Cleaning data with OpenRefine | Xpdient CIC
Cleaning data for CiviCRM
on 11 Oct 2016 4:42 PM

Getting data into the right shape and cleaning it up is one of most important - and occasionally painstaking - tasks to do before you can move it into a CRM.

What is dirty data?

You might be in an organisation where everyone keeps the same sort of data in different spreadsheets, for example addresses. Or you might keep one sort of data in one spreadsheet - volunteers names and addresses for example - and a timetable for the same volunteers in another.

This sort of arrangement leads to a lot of repetition and a lot of errors. Spreadsheets do not really have any error checking mechanisms built into them.

One of the biggest bugbears is address data. It didn’t use to matter when we communicated using land mail, and spreadsheets and Word were great for printing out address labels.

But now we have geo-coding and address lookups, it’s really important that the right data goes in the right place. So postal codes are always in the same column, city names in the same column, countries in the same column. And all spelled correctly.

CRMs are picky about the data they import

Most CRMs - and definitely with CiviCRM - will not accept badly formatted data, so getting it clean is really important.

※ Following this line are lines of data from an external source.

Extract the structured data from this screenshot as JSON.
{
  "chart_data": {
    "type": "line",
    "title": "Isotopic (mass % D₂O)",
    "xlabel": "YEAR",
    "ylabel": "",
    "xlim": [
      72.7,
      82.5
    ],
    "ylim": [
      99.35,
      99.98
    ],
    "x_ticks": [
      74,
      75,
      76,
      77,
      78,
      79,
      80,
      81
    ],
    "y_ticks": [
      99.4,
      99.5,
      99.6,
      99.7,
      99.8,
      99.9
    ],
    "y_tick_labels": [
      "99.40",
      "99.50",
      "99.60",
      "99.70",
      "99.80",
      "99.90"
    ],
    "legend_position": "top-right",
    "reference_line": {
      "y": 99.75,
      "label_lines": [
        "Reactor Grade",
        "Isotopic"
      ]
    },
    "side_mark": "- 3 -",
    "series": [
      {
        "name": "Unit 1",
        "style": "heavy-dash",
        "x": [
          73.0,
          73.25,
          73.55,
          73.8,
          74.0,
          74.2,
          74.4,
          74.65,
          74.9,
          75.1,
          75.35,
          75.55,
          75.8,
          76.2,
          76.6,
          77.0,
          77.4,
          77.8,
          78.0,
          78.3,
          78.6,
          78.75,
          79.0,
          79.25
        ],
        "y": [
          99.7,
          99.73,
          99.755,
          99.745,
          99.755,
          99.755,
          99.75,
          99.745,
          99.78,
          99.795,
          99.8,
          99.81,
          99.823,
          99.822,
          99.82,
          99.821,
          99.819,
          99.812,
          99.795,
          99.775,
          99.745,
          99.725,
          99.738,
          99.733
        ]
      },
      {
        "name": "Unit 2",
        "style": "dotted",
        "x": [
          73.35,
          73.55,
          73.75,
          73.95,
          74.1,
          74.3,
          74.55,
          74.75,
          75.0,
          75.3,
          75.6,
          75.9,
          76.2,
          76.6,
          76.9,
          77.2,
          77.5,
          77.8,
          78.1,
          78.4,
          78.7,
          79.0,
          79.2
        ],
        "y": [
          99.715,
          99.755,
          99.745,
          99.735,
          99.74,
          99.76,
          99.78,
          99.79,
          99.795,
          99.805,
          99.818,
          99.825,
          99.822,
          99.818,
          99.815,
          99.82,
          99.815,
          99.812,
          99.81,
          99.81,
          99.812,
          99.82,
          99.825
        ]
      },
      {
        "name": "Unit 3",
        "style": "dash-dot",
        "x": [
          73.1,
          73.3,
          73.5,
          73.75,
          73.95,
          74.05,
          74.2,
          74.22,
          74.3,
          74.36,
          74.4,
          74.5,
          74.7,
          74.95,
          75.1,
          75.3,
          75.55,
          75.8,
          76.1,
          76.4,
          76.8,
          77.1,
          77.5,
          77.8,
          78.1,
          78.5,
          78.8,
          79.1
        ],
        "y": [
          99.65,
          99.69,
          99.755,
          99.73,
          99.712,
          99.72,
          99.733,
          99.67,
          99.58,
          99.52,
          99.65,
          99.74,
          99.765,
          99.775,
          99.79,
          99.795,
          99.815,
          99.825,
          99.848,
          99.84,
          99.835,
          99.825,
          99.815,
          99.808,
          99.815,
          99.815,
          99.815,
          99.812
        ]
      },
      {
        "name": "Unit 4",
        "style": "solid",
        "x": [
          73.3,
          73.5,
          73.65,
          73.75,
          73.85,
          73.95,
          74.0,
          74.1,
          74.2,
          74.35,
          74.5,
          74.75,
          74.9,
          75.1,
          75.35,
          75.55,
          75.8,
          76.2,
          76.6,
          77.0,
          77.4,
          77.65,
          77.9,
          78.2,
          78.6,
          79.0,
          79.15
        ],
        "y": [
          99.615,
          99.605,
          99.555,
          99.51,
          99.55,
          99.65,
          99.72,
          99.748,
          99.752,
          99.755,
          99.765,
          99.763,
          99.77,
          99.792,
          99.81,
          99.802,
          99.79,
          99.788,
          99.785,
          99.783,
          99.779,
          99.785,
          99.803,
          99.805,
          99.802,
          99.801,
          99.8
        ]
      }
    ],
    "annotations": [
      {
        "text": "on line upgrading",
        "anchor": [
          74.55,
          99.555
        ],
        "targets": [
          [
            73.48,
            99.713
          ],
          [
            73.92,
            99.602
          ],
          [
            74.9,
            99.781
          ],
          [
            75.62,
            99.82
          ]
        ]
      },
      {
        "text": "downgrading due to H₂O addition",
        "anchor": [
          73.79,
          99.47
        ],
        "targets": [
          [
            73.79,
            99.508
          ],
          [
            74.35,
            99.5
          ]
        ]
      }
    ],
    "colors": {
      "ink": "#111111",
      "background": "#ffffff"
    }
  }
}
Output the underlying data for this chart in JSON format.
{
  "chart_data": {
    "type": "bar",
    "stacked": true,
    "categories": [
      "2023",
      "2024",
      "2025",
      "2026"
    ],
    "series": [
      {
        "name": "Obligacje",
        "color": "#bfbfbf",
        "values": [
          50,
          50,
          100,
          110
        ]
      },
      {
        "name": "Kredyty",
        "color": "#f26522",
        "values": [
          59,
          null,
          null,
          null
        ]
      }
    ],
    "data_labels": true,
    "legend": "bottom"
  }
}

Xpdient do this stuff all the time an one program we use more than any other is Open Refine, formerly Google Refine.

Open Refine to the rescue

It’s free to use - you just download it and run it in your default browser. You can then load up any Excel or text file and bigin sorting out your data, merging it, correcting it and so on. It takes a little bit of learning but not much to achieve really good results.

And the really good thing is that you can save all things you did and then use it on the same spreadsheet if you need to red- it again later, when there is extra data.